Past the meta romantic comedy’s first 5 minutes, when New York City becomes vibrant and colorful, when the lighting becomes crisp, and the camera made steady, Isn’t it Romantic fades under its lampooning of tropes. Sure, it looks like a rom com and feels like one — but the film becomes more concerned with checking boxes for appearances’ sake while telling a story that’s thin, and now, predictable.

Isn’t it Romantic‘s best moment comes when Wilson sings a Karaoke version of “I Wanna Dance with Somebody.” There, the camera movement, lighting, and deconstruction of rom com tropes take hold for a hilarious and energetic spin of what this film could have been.

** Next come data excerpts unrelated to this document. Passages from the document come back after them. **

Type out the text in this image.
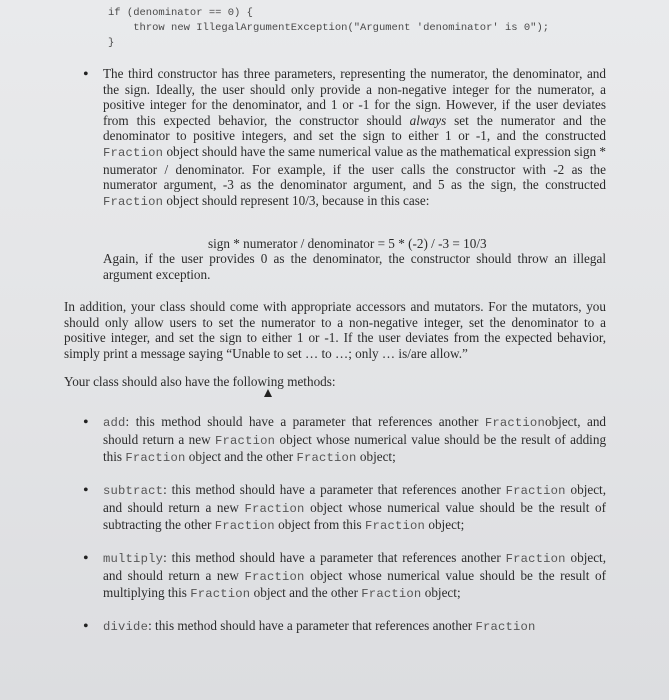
if (denominator == 0) {
throw new IllegalArgumentException("Argument 'denominator' is 0");
}
• The third constructor has three parameters, representing the numerator, the denominator, and the sign. Ideally, the user should only provide a non-negative integer for the numerator, a positive integer for the denominator, and 1 or -1 for the sign. However, if the user deviates from this expected behavior, the constructor should always set the numerator and the denominator to positive integers, and set the sign to either 1 or -1, and the constructed Fraction object should have the same numerical value as the mathematical expression sign * numerator / denominator. For example, if the user calls the constructor with -2 as the numerator argument, -3 as the denominator argument, and 5 as the sign, the constructed Fraction object should represent 10/3, because in this case:
sign * numerator / denominator = 5 * (-2) / -3 = 10/3
Again, if the user provides 0 as the denominator, the constructor should throw an illegal argument exception.
In addition, your class should come with appropriate accessors and mutators. For the mutators, you should only allow users to set the numerator to a non-negative integer, set the denominator to a positive integer, and set the sign to either 1 or -1. If the user deviates from the expected behavior, simply print a message saying “Unable to set … to …; only … is/are allow.”
Your class should also have the following methods:
• add: this method should have a parameter that references another Fractionobject, and should return a new Fraction object whose numerical value should be the result of adding this Fraction object and the other Fraction object;
• subtract: this method should have a parameter that references another Fraction object, and should return a new Fraction object whose numerical value should be the result of subtracting the other Fraction object from this Fraction object;
• multiply: this method should have a parameter that references another Fraction object, and should return a new Fraction object whose numerical value should be the result of multiplying this Fraction object and the other Fraction object;
• divide: this method should have a parameter that references another Fraction
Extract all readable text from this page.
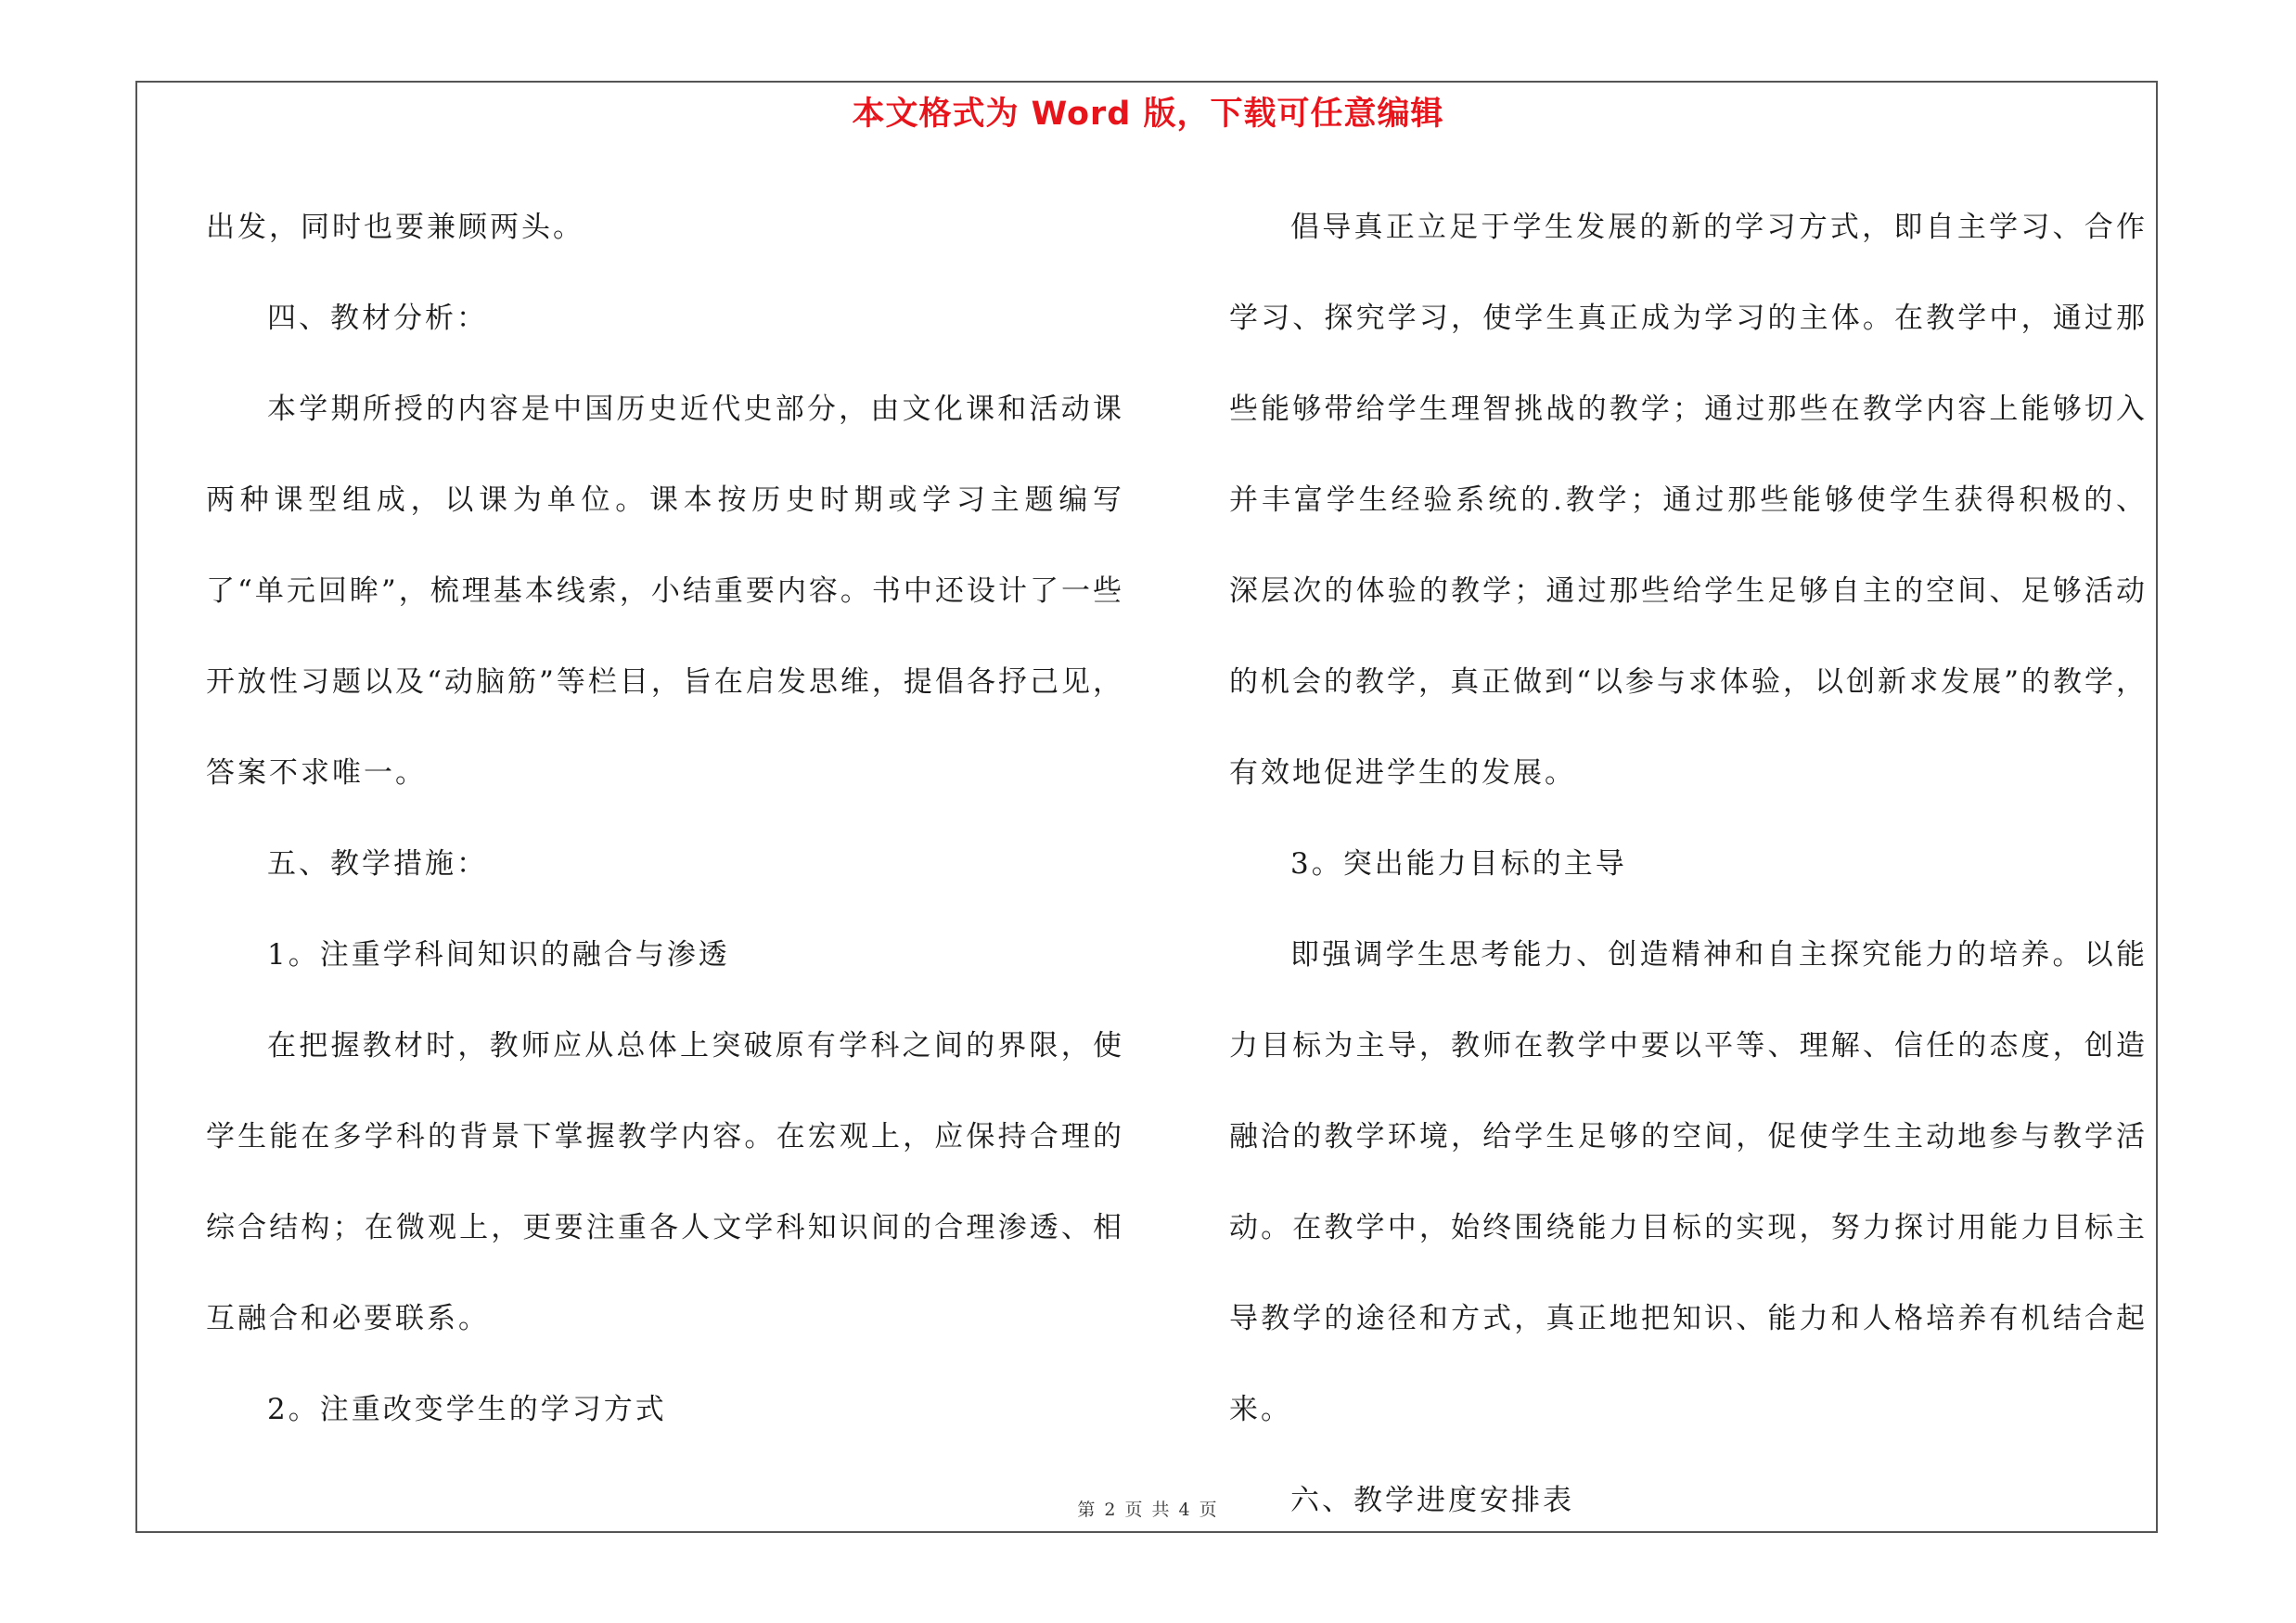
本文格式为 Word 版，下载可任意编辑

出发，同时也要兼顾两头。

四、教材分析：

本学期所授的内容是中国历史近代史部分，由文化课和活动课两种课型组成，以课为单位。课本按历史时期或学习主题编写了“单元回眸”，梳理基本线索，小结重要内容。书中还设计了一些开放性习题以及“动脑筋”等栏目，旨在启发思维，提倡各抒己见，答案不求唯一。

五、教学措施：

1。注重学科间知识的融合与渗透

在把握教材时，教师应从总体上突破原有学科之间的界限，使学生能在多学科的背景下掌握教学内容。在宏观上，应保持合理的综合结构；在微观上，更要注重各人文学科知识间的合理渗透、相互融合和必要联系。

2。注重改变学生的学习方式

倡导真正立足于学生发展的新的学习方式，即自主学习、合作学习、探究学习，使学生真正成为学习的主体。在教学中，通过那些能够带给学生理智挑战的教学；通过那些在教学内容上能够切入并丰富学生经验系统的.教学；通过那些能够使学生获得积极的、深层次的体验的教学；通过那些给学生足够自主的空间、足够活动的机会的教学，真正做到“以参与求体验，以创新求发展”的教学，有效地促进学生的发展。

3。突出能力目标的主导

即强调学生思考能力、创造精神和自主探究能力的培养。以能力目标为主导，教师在教学中要以平等、理解、信任的态度，创造融洽的教学环境，给学生足够的空间，促使学生主动地参与教学活动。在教学中，始终围绕能力目标的实现，努力探讨用能力目标主导教学的途径和方式，真正地把知识、能力和人格培养有机结合起来。

六、教学进度安排表

第 2 页 共 4 页
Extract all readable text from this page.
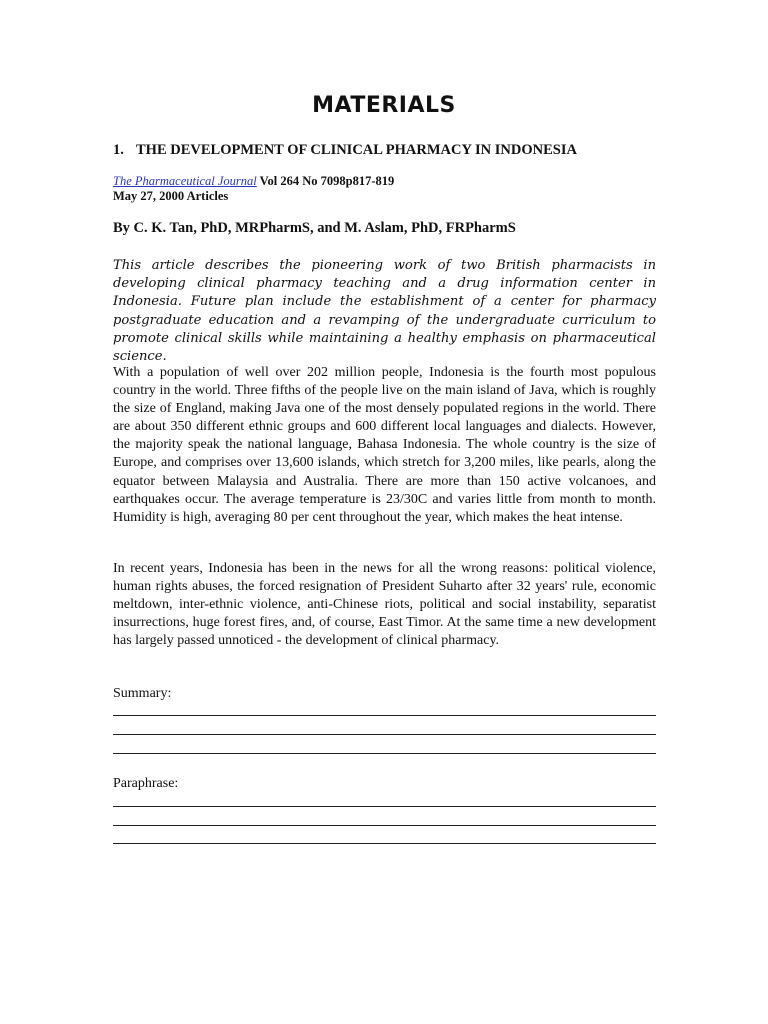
MATERIALS
1. THE DEVELOPMENT OF CLINICAL PHARMACY IN INDONESIA
The Pharmaceutical Journal Vol 264 No 7098p817-819
May 27, 2000 Articles

By C. K. Tan, PhD, MRPharmS, and M. Aslam, PhD, FRPharmS

This article describes the pioneering work of two British pharmacists in developing clinical pharmacy teaching and a drug information center in Indonesia. Future plan include the establishment of a center for pharmacy postgraduate education and a revamping of the undergraduate curriculum to promote clinical skills while maintaining a healthy emphasis on pharmaceutical science.

With a population of well over 202 million people, Indonesia is the fourth most populous country in the world. Three fifths of the people live on the main island of Java, which is roughly the size of England, making Java one of the most densely populated regions in the world. There are about 350 different ethnic groups and 600 different local languages and dialects. However, the majority speak the national language, Bahasa Indonesia. The whole country is the size of Europe, and comprises over 13,600 islands, which stretch for 3,200 miles, like pearls, along the equator between Malaysia and Australia. There are more than 150 active volcanoes, and earthquakes occur. The average temperature is 23/30C and varies little from month to month. Humidity is high, averaging 80 per cent throughout the year, which makes the heat intense.

In recent years, Indonesia has been in the news for all the wrong reasons: political violence, human rights abuses, the forced resignation of President Suharto after 32 years' rule, economic meltdown, inter-ethnic violence, anti-Chinese riots, political and social instability, separatist insurrections, huge forest fires, and, of course, East Timor. At the same time a new development has largely passed unnoticed - the development of clinical pharmacy.

Summary:

Paraphrase:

Because while the song choice certainly makes the scene, it’s the fact that none of the rom com tropes are explicitly stated. Rather the film trusts the audience to know what it’s seeing, when it’s seeing it. But for the rest of the film, even Wilson’s physically-comedic expertise aren’t enough to keep one’s interest.

While Strauss-Schulson’s film would like to be taken as a wink-wink story: an ingenious take on an old formula — it’s the required reliance on the format: with little else but a few gags to fill in space — that ultimately makes Isn’t it Romantic the very generic of the generic romantic comedies it seeks to lampoon. And while the ultimate message of loving oneself first before one can love others: especially in the face of body shaming — makes for a sweet and necessary moral, the film doesn’t supply us with enough in the way of story or obstacles to make such a conclusion as endearing as it should be.